The Constitutional Court ruling cited Serbia’s Constitution, which states that all citizens of the republic are- quote- “equal and enjoy equal rights and duties.”

Representatives from the ruling party were not quick to comment publicly on the decision of the Court to delay the legislation.

Even so, some like Serbia’s Minister of Foreign Affairs, Vuk Draskovic, who is also the head of the Serbian renewal Movement, openly opposed the law.

Half of the MPs from another ruling party, G17 Plus, abstained from voting on the measure.

But members of the Democratic Party of Serbia-- the biggest party within the ruling coalition-- showed their dissatisfaction with the High court’s ruling.

Djordje Mamula is an MP with DSS:

Djordje Mamula: It’s been said that the suspension was brought because of possible consequences but what has not been said is that there is no causative connection between the thing that the Court determined and the decrees of the Constitution, which are violated, in the opinion of the Constitutional Court.

As far as I can see the Court thinks that the prior idea is not divisive but the concrete application in concrete cases because I have to remind you that the Council of the Ministers of Serbia and Montenegro, on the June the 5th of last year, endorsed the decision to give financial support to the indicted and their families. That decision we put into the law in the Assembly. But the idea is not decisive, in the opinion of the High Court. That’s important. No matter the propaganda that is currently orchestrated.
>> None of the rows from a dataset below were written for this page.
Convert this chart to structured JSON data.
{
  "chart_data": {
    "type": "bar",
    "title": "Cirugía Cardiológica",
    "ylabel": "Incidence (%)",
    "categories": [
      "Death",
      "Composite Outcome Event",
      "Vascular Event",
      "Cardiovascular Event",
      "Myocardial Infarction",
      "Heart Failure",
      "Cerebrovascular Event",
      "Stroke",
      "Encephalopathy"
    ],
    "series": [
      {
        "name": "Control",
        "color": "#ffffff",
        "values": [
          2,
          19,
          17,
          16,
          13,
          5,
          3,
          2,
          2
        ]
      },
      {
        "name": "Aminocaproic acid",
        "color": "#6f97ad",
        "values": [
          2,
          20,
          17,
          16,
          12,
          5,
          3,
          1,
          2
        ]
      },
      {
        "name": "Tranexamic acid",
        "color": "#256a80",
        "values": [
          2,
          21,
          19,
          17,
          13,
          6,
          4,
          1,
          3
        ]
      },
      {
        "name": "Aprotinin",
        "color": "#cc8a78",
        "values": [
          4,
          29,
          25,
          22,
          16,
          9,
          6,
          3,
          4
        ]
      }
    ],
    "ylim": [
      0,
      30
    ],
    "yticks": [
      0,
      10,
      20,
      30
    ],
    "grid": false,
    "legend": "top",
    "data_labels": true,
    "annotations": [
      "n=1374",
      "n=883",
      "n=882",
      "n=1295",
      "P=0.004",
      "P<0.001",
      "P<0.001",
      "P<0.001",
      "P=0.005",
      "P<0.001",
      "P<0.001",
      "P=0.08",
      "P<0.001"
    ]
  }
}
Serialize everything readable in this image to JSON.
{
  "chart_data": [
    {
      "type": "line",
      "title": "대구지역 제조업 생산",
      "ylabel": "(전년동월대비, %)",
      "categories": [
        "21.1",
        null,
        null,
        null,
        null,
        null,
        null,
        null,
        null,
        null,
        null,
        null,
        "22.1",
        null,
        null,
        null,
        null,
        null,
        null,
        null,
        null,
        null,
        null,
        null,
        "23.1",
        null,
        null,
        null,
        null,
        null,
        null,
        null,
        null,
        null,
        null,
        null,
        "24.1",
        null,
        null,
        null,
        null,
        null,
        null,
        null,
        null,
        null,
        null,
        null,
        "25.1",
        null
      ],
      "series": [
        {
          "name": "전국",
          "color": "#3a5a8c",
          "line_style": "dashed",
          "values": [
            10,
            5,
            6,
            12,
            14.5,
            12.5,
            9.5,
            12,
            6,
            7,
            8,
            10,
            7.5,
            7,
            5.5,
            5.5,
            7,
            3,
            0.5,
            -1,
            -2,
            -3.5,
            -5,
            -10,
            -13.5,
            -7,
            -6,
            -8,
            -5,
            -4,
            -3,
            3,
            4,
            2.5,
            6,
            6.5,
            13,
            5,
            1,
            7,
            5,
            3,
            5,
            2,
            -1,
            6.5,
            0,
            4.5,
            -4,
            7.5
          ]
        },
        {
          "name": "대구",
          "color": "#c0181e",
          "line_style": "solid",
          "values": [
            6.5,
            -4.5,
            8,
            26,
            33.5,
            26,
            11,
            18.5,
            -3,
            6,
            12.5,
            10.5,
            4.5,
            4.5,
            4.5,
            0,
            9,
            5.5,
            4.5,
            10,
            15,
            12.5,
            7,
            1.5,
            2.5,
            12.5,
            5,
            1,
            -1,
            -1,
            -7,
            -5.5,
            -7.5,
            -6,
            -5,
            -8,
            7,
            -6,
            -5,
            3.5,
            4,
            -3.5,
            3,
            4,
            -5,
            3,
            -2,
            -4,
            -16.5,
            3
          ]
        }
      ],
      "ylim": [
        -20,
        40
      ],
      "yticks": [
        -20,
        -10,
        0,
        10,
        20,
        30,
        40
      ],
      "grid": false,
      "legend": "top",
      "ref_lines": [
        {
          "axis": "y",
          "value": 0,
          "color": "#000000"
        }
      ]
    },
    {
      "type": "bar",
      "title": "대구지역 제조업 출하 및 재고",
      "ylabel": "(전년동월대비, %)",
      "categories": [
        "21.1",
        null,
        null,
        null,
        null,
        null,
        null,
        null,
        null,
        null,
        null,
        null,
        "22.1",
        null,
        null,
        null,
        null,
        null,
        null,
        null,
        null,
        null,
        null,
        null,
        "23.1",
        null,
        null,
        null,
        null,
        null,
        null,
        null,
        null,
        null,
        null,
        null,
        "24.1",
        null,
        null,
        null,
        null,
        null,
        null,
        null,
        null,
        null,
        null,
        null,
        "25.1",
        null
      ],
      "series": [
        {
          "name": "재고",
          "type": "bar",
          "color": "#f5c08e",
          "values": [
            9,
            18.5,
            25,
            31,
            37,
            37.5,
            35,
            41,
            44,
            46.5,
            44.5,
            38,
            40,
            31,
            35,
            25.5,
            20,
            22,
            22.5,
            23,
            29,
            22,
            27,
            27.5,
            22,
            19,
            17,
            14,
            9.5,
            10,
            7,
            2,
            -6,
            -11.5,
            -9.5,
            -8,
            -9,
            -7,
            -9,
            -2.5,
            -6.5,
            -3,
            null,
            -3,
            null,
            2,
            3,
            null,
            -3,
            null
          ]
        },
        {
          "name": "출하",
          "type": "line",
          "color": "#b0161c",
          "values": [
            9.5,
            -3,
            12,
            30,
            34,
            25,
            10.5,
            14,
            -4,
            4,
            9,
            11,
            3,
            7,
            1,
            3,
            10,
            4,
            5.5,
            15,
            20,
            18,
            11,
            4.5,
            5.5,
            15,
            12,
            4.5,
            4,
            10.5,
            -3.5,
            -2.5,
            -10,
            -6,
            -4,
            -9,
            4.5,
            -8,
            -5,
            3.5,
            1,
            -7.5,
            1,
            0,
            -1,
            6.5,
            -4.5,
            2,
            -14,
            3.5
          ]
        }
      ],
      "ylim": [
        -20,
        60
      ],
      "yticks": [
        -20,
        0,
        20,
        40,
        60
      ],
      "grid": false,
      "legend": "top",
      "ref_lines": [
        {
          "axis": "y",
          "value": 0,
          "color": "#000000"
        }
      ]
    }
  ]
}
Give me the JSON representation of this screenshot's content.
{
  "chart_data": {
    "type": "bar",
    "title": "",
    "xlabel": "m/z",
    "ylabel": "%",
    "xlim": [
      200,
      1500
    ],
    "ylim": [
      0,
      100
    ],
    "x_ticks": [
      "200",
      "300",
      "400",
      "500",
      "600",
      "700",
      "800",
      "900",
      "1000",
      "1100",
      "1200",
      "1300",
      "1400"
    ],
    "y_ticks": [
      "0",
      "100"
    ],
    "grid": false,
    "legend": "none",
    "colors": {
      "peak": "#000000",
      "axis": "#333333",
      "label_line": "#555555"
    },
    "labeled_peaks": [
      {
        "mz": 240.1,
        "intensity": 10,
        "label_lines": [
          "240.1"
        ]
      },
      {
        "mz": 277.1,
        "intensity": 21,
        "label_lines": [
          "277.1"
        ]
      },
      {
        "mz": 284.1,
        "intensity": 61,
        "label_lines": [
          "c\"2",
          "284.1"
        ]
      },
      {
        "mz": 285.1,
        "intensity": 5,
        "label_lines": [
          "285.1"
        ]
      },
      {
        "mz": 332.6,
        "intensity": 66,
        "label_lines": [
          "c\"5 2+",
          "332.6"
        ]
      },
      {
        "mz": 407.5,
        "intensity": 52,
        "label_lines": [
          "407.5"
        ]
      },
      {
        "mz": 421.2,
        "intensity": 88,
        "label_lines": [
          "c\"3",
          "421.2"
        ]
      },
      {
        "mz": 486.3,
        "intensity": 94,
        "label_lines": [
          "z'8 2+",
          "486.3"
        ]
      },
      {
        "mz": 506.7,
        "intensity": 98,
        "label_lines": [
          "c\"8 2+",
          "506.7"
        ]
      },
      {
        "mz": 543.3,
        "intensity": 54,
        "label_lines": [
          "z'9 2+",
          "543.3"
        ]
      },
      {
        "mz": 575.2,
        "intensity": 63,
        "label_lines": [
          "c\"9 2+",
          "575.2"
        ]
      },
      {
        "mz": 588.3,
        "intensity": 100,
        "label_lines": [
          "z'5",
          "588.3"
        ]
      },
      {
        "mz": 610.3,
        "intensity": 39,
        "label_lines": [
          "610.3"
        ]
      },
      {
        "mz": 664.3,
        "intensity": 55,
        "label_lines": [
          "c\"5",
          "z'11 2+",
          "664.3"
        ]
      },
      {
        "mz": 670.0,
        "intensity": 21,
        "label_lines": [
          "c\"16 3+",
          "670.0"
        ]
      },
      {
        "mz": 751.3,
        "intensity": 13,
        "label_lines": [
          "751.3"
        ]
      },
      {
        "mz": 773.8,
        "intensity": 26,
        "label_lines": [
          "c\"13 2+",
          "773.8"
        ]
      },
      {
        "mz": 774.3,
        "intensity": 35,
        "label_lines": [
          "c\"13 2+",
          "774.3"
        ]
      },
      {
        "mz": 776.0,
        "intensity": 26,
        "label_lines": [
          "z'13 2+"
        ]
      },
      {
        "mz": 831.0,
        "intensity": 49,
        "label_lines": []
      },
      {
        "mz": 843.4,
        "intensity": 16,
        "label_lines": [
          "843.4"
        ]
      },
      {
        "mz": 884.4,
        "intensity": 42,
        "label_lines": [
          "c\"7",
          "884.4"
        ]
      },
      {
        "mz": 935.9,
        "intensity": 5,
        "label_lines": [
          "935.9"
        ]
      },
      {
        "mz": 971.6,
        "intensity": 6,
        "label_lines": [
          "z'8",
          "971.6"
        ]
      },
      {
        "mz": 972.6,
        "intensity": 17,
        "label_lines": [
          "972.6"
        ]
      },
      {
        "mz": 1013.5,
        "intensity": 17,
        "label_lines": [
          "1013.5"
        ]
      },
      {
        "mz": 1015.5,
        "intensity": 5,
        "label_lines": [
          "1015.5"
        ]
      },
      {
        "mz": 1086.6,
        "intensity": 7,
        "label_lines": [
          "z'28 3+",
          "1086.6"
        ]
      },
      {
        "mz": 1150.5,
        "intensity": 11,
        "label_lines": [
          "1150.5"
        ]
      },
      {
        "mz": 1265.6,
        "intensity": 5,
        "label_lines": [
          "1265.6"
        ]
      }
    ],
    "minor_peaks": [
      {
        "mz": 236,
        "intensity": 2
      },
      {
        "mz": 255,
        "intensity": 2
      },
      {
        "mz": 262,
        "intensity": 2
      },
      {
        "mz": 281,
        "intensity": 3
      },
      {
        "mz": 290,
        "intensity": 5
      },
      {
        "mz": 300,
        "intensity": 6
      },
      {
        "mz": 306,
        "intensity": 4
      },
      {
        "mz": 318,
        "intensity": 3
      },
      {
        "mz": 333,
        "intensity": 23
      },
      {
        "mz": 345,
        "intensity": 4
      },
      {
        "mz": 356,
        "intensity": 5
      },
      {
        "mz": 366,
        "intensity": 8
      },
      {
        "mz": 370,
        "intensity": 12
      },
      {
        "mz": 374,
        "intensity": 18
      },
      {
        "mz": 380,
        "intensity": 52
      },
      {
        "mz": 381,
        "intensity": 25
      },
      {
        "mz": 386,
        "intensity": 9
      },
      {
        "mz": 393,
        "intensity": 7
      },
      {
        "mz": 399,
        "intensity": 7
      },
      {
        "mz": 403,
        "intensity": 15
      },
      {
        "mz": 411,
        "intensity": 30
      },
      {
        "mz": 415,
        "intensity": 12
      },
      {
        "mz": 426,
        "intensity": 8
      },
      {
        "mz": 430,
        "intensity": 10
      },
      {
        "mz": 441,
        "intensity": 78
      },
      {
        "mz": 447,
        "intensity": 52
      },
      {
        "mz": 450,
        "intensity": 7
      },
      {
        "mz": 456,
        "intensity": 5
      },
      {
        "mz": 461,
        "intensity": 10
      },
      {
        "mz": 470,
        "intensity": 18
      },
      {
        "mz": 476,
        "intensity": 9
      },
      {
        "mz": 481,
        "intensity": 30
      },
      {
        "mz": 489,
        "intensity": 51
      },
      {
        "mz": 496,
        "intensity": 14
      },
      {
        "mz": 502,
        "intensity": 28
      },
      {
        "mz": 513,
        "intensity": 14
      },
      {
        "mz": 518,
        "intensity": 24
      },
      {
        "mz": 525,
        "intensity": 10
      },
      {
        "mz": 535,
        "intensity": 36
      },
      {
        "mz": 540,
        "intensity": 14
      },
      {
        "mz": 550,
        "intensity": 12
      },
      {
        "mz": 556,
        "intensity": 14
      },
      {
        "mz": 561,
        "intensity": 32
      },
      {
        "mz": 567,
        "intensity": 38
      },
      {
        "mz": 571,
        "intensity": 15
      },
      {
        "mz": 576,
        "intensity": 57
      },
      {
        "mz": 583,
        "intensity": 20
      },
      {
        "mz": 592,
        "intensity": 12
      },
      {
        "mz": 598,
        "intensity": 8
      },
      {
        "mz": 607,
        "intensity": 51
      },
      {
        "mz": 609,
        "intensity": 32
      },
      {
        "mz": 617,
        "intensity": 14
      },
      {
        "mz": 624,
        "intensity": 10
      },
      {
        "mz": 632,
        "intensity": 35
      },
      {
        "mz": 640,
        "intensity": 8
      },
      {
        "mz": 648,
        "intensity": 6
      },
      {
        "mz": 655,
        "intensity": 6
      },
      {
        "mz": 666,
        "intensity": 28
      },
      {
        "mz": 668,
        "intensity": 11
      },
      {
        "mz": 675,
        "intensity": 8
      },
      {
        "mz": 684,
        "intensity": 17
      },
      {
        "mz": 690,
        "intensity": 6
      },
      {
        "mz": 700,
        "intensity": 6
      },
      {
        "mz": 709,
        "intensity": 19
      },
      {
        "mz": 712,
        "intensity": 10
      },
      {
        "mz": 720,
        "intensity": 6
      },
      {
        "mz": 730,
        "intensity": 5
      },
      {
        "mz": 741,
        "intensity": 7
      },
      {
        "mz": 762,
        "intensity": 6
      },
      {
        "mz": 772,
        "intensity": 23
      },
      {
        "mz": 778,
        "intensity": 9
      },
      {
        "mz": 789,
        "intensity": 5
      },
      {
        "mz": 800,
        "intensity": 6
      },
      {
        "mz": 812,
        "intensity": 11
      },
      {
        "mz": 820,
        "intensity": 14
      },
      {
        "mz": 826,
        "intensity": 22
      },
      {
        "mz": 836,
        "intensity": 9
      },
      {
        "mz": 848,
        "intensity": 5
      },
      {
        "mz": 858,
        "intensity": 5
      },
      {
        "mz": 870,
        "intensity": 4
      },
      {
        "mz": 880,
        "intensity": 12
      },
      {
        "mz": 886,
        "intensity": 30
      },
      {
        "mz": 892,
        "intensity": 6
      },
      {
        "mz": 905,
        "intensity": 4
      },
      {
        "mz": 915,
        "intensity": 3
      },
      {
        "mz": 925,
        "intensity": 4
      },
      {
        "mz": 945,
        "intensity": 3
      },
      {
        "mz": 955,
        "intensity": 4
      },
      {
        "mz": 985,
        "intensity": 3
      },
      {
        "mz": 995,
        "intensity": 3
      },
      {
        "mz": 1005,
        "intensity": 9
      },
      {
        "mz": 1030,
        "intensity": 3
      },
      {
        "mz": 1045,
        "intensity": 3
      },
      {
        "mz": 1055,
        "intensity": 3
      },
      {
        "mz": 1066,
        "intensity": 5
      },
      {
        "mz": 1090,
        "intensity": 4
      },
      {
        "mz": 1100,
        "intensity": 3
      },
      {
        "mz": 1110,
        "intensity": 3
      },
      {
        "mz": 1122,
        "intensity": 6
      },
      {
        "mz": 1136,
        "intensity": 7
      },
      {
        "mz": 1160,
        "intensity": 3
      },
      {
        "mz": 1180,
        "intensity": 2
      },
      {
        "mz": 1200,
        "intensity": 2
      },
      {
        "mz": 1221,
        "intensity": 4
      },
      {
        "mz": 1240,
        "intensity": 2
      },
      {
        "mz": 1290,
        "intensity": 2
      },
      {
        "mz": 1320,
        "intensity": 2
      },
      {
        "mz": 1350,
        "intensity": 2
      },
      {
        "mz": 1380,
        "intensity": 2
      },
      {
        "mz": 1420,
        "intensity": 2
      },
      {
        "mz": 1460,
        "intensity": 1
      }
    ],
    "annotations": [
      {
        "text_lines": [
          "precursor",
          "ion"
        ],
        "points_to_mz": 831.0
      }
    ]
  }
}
But Biljana Kovacevic Vuco doesn’t agree that Serbia’s Constitutional Court can block a provision of the legislation without overruling the whole legislation:

Biljana Kovacevic Vuco: The Constitution Court ruled that the legislation would not go into effect before the “final decision”. The final decision is supposed to be brought within 30 days, after that deadline, the Assembly must give its arguments supporting why this measure was adopted.

Only then, the Constitutional Court can consider the arguments-- both those about how the law is not in accordance with the Serbian Constitution and those that come from the Assembly, which is obviously in favor of the law. After that, according to my judgment, as well as that of my colleges, the Constitutional Court will for certain intervene. We cannot predict if that intervention will be the abolition of the law or abolition of certain decrees-- those decrees that should bring that law in accordance with the rights of poor. It is almost impossible just to change certain decrees because the way the law was written and says that right on material support have all those citizens of Serbia who are indicted in front of ICTY.

To date, the Ministry of Finance has not proposed a tax rate for this legislation, but what is known is that the average Serb salary is 200 euro a month.

Just a day after the Serbian Assembly endorsed the legislation, the US Government decided to suspend 57 million from the 100 million dollars in financial aid to Serbia. Full cooperation with the ICTY is the first conditional set by EU and the United States to facilitate the process of Serbia’s integration into the European community and getting any kind of financial assistance.